Published November 29th, 2013 - 11:32 GMT
A displaced Syrian child walks through a camp with a jug of water in a makeshift camp for Syrian refugees only miles from the border with Syria in the Bekaa Valley on November 12, 2013 in Majdal Anjar, Lebanon. [Spencer Platt/ Getty Images]
A displaced Syrian child walks through a camp with a jug of water in a makeshift camp for Syrian refugees only miles from the border with Syria in the Bekaa Valley on November 12, 2013 in Majdal Anjar, Lebanon. [Spencer Platt/ Getty Images]

Hundreds of thousands of Syrian children are growing up in fractured families because of the ongoing civil war, with many being forced into child labor, according to a report released Friday by the United Nations' refugee agency UNHCR.

More than 70,000 Syrian families, who sought refuge in Jordan and Lebanon, live without fathers and over 3,700 refugee children are either unaccompanied by or separated from both parents.

“By the end of September 2013, UNHCR had registered 2,440 unaccompanied or separated children in Lebanon and 1,320 in Jordan, more than 3,700 in total,” the report said.

Researchers also found that many Syrian children are taking the role of breadwinner for their families.
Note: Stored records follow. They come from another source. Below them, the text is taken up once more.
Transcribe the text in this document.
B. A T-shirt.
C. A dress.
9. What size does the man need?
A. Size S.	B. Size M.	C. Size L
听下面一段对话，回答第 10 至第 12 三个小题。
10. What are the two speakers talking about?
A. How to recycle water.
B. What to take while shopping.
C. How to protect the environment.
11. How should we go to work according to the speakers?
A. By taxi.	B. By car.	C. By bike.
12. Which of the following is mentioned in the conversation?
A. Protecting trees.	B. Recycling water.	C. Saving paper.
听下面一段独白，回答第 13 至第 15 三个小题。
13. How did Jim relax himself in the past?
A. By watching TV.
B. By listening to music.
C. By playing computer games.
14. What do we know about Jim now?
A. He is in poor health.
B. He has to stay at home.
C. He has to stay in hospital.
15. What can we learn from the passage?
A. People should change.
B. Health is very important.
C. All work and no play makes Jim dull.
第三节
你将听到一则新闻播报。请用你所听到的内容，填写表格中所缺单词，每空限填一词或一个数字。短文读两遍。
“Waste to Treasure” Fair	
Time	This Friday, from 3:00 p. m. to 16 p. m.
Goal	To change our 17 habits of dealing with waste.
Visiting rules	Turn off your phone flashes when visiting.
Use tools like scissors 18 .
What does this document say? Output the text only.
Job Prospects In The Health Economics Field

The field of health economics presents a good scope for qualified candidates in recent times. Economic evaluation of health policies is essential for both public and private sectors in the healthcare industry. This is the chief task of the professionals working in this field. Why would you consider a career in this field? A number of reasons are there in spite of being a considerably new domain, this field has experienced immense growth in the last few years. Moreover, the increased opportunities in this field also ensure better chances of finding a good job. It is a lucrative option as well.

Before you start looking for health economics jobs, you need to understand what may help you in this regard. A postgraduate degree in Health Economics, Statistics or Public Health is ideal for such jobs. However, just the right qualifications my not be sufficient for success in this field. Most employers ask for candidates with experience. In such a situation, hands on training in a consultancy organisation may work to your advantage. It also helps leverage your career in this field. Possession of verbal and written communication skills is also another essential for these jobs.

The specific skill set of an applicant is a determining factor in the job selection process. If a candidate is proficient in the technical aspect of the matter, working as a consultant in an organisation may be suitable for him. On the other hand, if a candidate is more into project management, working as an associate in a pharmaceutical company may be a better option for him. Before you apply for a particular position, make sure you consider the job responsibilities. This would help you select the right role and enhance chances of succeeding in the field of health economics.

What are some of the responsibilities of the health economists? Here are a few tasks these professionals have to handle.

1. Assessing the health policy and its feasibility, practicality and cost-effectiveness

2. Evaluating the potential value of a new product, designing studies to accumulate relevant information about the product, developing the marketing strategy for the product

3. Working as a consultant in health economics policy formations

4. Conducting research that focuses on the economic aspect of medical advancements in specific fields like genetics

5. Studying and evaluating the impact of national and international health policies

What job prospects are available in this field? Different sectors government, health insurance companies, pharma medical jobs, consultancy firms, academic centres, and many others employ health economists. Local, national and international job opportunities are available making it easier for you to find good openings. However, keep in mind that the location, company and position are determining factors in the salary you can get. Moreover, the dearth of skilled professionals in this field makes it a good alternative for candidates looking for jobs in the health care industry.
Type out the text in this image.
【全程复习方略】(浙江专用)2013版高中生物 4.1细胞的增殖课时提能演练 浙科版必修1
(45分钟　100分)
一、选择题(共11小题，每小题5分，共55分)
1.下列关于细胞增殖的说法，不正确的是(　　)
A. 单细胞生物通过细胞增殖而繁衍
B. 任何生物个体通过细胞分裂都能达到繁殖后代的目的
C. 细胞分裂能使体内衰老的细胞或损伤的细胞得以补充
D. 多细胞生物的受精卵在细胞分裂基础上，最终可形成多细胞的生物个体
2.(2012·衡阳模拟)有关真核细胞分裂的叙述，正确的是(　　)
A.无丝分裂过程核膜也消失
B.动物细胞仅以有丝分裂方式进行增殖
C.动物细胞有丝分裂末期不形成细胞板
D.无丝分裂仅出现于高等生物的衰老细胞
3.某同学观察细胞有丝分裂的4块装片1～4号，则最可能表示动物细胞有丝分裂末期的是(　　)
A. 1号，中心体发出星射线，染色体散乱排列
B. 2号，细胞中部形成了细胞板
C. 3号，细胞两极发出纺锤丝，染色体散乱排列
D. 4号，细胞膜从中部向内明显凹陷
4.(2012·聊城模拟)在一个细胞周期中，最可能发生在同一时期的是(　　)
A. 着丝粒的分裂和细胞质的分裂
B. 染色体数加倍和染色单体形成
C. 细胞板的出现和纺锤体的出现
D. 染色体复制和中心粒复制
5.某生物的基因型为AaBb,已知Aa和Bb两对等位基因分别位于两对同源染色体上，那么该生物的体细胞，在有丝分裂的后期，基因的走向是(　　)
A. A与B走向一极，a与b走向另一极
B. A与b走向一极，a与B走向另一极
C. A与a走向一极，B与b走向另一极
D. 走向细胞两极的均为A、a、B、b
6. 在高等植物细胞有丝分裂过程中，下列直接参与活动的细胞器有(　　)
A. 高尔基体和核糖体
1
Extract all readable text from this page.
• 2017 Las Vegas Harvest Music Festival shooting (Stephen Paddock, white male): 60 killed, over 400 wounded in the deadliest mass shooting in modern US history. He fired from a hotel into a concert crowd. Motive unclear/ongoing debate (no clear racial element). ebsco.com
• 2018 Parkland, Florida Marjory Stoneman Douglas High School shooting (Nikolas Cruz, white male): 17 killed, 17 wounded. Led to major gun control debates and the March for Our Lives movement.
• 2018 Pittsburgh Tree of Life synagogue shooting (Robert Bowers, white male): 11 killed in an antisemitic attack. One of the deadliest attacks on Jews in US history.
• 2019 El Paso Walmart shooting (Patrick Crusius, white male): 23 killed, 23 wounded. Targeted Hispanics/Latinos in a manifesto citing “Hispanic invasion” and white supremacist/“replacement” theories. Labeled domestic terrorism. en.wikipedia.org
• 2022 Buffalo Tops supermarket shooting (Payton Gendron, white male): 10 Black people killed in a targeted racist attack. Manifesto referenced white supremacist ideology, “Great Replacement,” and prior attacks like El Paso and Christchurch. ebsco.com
Children as young as seven years old are working for long hours for little payment in Jordan and Lebanon. The working conditions are said to be dangerous and exploitative, the report explained.

Most of the 680 small shops at Jordan’s Za'atri refugee camp employ children, the agency said.

The report, titled the Future of Syria: Refugee Children in Crisis, is considered the UNHCR‘s first in-depth survey of Syrian refugee children since the conflict began in March 2011. It involved four months of research focused on Syrians displaced in Jordan and Lebanon. Many refugees, however, are in also in Iraq and Turkey.

Abdullah, a 13-year-old Syrian boy, said in the report that he wakes up early every day to buy bread from other refugees living in the camp to support his family. He later sells the bread to a Jordanian man, who uses the bread to feed his animals.

“If people didn't work, how would they survive?” Abdullah said in a video released by UNHCR. “I feel like a man because I am working. I put food on the table for my family.”